Женевьева покраснела, и этот румянец заставил улыбнуться королеву.
- Ну, ну, гражданка Капет, - сказал Агрикола, - двигайся!
Королева поклонилась и продолжала путь свой, но прежде, нежели скрыться с глаз, она еще раз обернулась и произнесла:
- Какой чудный запах от этой гвоздики и какая миленькая женщина!
- Она не видала меня, - проговорил Моран, который почти на коленях стоял в углу коридора и в самом деле не был замечен королевой.
- Но вы ее хорошо видели, не правда ли, Моран, не так ли, Женевьева? - сказал Морис, вдвойне счастливый, что угодил друзьям своим и доставил ничтожное удовольствие несчастной заключенной.
- О, да, да, - сказала Женевьева, - я ее очень хорошо видела и если бы еще сто лет прожила, то так же видела бы ее, как теперь.
- А как вы ее находите?
- Прекрасной.
- А вы, Моран?
Моран всплеснул руками, ни слова не отвечая.
- Скажите, - тихо и с усмешкой сказал Морис, обращаясь к Женевьеве, - уж не в королеву ли влюблен Моран?
Женевьева вздрогнула, но тут же оправилась:
- Да, признаюсь, - отвечала она с улыбкой, - и в самом деле на то похоже.
- Что же вы мне ничего не говорите, Моран, как вы нашли королеву? - настоятельно повторил Морис.
- Я нашел ее весьма бледной.
Морис взял Женевьеву под руку и сошел с ней на двор. На темной лестнице показалось ему, будто Женевьева поцеловала у него руку.

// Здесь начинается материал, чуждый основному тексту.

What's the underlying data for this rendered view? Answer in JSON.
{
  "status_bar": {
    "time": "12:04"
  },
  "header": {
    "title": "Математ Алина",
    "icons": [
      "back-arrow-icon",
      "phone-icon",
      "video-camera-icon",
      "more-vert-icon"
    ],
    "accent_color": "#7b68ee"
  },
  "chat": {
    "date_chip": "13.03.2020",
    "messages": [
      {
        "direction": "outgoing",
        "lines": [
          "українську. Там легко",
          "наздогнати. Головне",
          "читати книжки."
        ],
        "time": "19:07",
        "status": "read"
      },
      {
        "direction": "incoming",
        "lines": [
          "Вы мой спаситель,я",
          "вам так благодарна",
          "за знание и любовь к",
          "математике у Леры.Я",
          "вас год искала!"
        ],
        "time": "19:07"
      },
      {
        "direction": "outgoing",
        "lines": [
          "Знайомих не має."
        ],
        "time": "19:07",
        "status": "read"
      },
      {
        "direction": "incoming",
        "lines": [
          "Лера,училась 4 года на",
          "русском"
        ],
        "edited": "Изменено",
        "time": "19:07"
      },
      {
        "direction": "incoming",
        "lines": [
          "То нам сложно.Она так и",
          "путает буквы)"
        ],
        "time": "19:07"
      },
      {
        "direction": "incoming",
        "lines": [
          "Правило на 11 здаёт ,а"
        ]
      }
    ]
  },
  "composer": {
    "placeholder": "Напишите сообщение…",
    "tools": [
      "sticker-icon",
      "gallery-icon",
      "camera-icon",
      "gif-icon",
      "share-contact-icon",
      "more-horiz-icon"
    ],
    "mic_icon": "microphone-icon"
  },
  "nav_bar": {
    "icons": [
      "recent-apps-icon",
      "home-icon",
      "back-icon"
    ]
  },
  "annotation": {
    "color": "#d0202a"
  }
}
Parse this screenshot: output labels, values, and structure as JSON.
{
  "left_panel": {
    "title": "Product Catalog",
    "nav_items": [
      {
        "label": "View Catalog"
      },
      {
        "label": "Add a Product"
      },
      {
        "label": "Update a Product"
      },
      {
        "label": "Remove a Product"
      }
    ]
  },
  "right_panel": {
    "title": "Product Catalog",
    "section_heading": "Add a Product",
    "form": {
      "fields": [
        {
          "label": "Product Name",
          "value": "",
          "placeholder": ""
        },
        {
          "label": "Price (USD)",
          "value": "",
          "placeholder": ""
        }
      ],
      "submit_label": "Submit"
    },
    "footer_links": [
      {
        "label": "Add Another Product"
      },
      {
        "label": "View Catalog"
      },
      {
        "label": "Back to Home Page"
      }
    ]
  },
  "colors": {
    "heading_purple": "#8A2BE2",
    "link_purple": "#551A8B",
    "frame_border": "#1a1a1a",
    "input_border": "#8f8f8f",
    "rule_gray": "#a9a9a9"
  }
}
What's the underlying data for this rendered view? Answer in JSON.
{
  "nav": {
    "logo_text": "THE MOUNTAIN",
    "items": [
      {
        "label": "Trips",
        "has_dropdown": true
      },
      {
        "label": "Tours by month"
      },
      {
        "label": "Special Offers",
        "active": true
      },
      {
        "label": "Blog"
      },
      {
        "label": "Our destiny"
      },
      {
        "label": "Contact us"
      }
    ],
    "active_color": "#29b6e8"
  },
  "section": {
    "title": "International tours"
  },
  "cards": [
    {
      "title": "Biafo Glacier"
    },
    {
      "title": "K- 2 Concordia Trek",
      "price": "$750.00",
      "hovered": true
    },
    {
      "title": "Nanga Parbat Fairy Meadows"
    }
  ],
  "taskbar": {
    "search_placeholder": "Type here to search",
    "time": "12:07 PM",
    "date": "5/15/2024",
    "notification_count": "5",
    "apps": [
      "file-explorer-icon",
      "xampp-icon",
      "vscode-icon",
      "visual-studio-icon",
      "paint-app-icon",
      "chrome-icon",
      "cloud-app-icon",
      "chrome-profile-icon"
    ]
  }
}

- Это что значит, Женевьева? - спросил Морис.
- Это значит, Морис, что ради одного моего каприза вы рисковали вашей головой.
- О, вот уж преувеличение, Женевьева, - сказал Морис. - Вы знаете, не признательности жажду я от вас, а другого чувства.
Женевьева слегка пожала его руку.
Моран следовал за ними нетвердыми шагами.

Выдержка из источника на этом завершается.